“Putting your money where your mouth is” is as true of business continuity planning as of anything else. Government agencies often set an example in this respect, making their BC plans readily available and free of charge. That doesn’t mean that there’s no need for constructive criticism. Some of the plans are well thought-out and comprehensive, while others may have “underdeveloped strengths” (meaning apparent weaknesses or omissions). So it’s interesting to see a private-sector company like IT networking vendor Cisco also making information on its BC planning public and the points it emphasises.
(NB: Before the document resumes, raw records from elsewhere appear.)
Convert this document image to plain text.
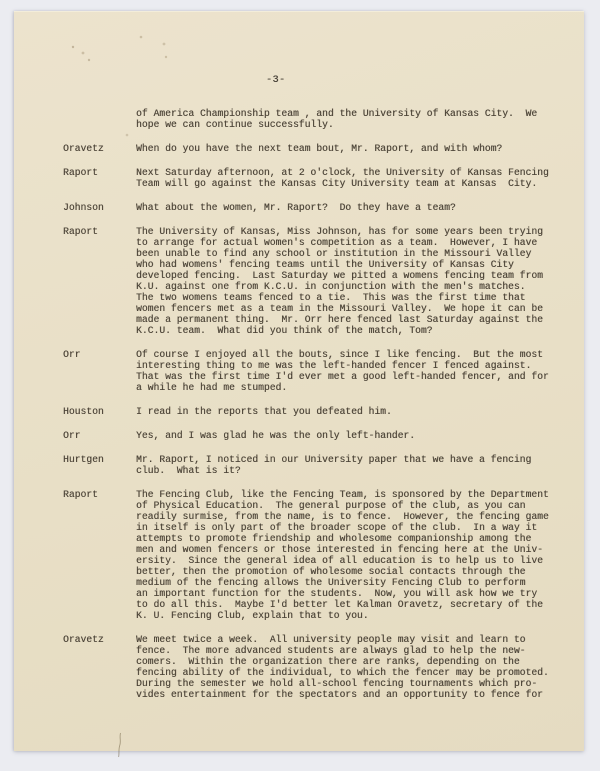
-3-
of America Championship team , and the University of Kansas City.  We
hope we can continue successfully.
Oravetz	When do you have the next team bout, Mr. Raport, and with whom?
Raport	Next Saturday afternoon, at 2 o'clock, the University of Kansas Fencing
Team will go against the Kansas City University team at Kansas  City.
Johnson	What about the women, Mr. Raport?  Do they have a team?
Raport	The University of Kansas, Miss Johnson, has for some years been trying
to arrange for actual women's competition as a team.  However, I have
been unable to find any school or institution in the Missouri Valley
who had womens' fencing teams until the University of Kansas City
developed fencing.  Last Saturday we pitted a womens fencing team from
K.U. against one from K.C.U. in conjunction with the men's matches.
The two womens teams fenced to a tie.  This was the first time that
women fencers met as a team in the Missouri Valley.  We hope it can be
made a permanent thing.  Mr. Orr here fenced last Saturday against the
K.C.U. team.  What did you think of the match, Tom?
Orr	Of course I enjoyed all the bouts, since I like fencing.  But the most
interesting thing to me was the left-handed fencer I fenced against.
That was the first time I'd ever met a good left-handed fencer, and for
a while he had me stumped.
Houston	I read in the reports that you defeated him.
Orr	Yes, and I was glad he was the only left-hander.
Hurtgen	Mr. Raport, I noticed in our University paper that we have a fencing
club.  What is it?
Raport	The Fencing Club, like the Fencing Team, is sponsored by the Department
of Physical Education.  The general purpose of the club, as you can
readily surmise, from the name, is to fence.  However, the fencing game
in itself is only part of the broader scope of the club.  In a way it
attempts to promote friendship and wholesome companionship among the
men and women fencers or those interested in fencing here at the Univ-
ersity.  Since the general idea of all education is to help us to live
better, then the promotion of wholesome social contacts through the
medium of the fencing allows the University Fencing Club to perform
an important function for the students.  Now, you will ask how we try
to do all this.  Maybe I'd better let Kalman Oravetz, secretary of the
K. U. Fencing Club, explain that to you.
Oravetz	We meet twice a week.  All university people may visit and learn to
fence.  The more advanced students are always glad to help the new-
comers.  Within the organization there are ranks, depending on the
fencing ability of the individual, to which the fencer may be promoted.
During the semester we hold all-school fencing tournaments which pro-
vides entertainment for the spectators and an opportunity to fence for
Business continuity planning in Cisco is done by the “safety, security, and business resiliency” team, working with other BC professionals in other business departments. This team is likely to be close to the company’s internal auditors, because it forms part of the finance department in Cisco (see our earlier post on internal auditors as the BC professional’s ally). The business continuity planning process means that BC plans are tested annually. If that works for Cisco, then that’s what counts. As we’ve also mentioned before, required frequency of testing has to be determined for each organisation individually.
Cisco hints at the possibility of sharing fuller details of its business continuity planning with business partners under non-disclosure, a reminder of the importance of extending BCP to both upstream and downstream aspects of an organisation’s supply chain. It is more forceful in its statement that key vendors and suppliers to Cisco are required to prove their own capabilities for business continuity. The information in the Q&A section of the Cisco corporate web site is too brief to allow for detailed assessment. However, it gives some idea about what a company like this considers to be key points in its business continuity planning – or at least, what it considers key for its audience to know.